These past few years we have seen vaccines developed, tested and distributed in record times in response to global epidemics, but we are still falling short of a vaccine for HIV, which has been researched and promised for almost quarter-century.
So how do vaccines work anyway?
Vaccines are made from antigens — dead or weakened viruses that cause the disease — that cause your body to make antibodies that fight that specific virus. Your immune system is then able to recognize and fight off the infection if you come into contact with the virus.
HIV doesn’t seem to activate the antibody making process, which leaves researchers still trying to find the right kind of immune response.
Unlike other vaccines, a vaccine for HIV must respond to the rapid mutation of the HIV-1 virus spike protein and allow antibodies to attach. This has been one of the challenges in developing an HIV vaccine.
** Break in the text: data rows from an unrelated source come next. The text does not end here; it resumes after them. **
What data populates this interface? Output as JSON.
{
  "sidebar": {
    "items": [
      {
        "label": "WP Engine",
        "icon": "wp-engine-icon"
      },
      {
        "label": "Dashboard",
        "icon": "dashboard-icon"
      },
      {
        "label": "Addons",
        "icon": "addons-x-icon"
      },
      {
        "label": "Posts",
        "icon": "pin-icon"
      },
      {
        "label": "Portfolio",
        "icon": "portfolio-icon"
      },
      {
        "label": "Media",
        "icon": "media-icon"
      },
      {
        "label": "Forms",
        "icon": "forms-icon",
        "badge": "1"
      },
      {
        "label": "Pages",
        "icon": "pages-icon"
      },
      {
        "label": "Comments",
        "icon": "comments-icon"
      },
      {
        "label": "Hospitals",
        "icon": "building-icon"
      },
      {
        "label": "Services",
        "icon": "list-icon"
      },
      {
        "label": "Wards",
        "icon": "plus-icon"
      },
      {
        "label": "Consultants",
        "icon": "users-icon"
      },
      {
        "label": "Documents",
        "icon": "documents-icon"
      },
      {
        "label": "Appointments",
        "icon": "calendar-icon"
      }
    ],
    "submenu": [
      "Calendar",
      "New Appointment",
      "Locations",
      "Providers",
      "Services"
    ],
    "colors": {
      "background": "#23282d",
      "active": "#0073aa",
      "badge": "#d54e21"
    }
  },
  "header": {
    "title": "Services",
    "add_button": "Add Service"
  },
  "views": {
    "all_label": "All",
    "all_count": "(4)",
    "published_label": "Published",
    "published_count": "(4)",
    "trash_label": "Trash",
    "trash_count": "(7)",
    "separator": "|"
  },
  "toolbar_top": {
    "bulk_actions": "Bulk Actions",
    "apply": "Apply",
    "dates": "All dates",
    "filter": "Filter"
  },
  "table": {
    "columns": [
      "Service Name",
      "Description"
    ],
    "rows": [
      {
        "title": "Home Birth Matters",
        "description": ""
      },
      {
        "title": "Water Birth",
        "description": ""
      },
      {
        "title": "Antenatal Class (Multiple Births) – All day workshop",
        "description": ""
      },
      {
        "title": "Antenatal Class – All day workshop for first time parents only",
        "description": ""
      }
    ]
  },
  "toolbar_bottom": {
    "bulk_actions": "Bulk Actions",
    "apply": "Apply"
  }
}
COVID-19 similarly needed a vaccine that attached to the spike protein, but unlike HIV, while the virus continues to mutate, the spike protein remains the same allowing the COVID-19 vaccine to respond effectively to prevent and lessen the virus.
There are currently two ways HIV vaccines are being researched, therapeutic HIV vaccine and preventive HIV vaccine.
So if not now, when?
The real question we are all wondering: How soon will there be an HIV vaccine? There are still significant barriers to creating an HIV vaccine, but we saw how COVID-19 was able to produce an effective vaccine with similar technology, which leaves researchers hopeful that we are close. Researchers say that even with barriers, they are hopeful that within the next decade we will see an effective HIV vaccine.
Vaccines have been the most effective means to prevent and eradicate infectious diseases. With an HIV vaccine we can end the HIV epidemic and save millions of lives.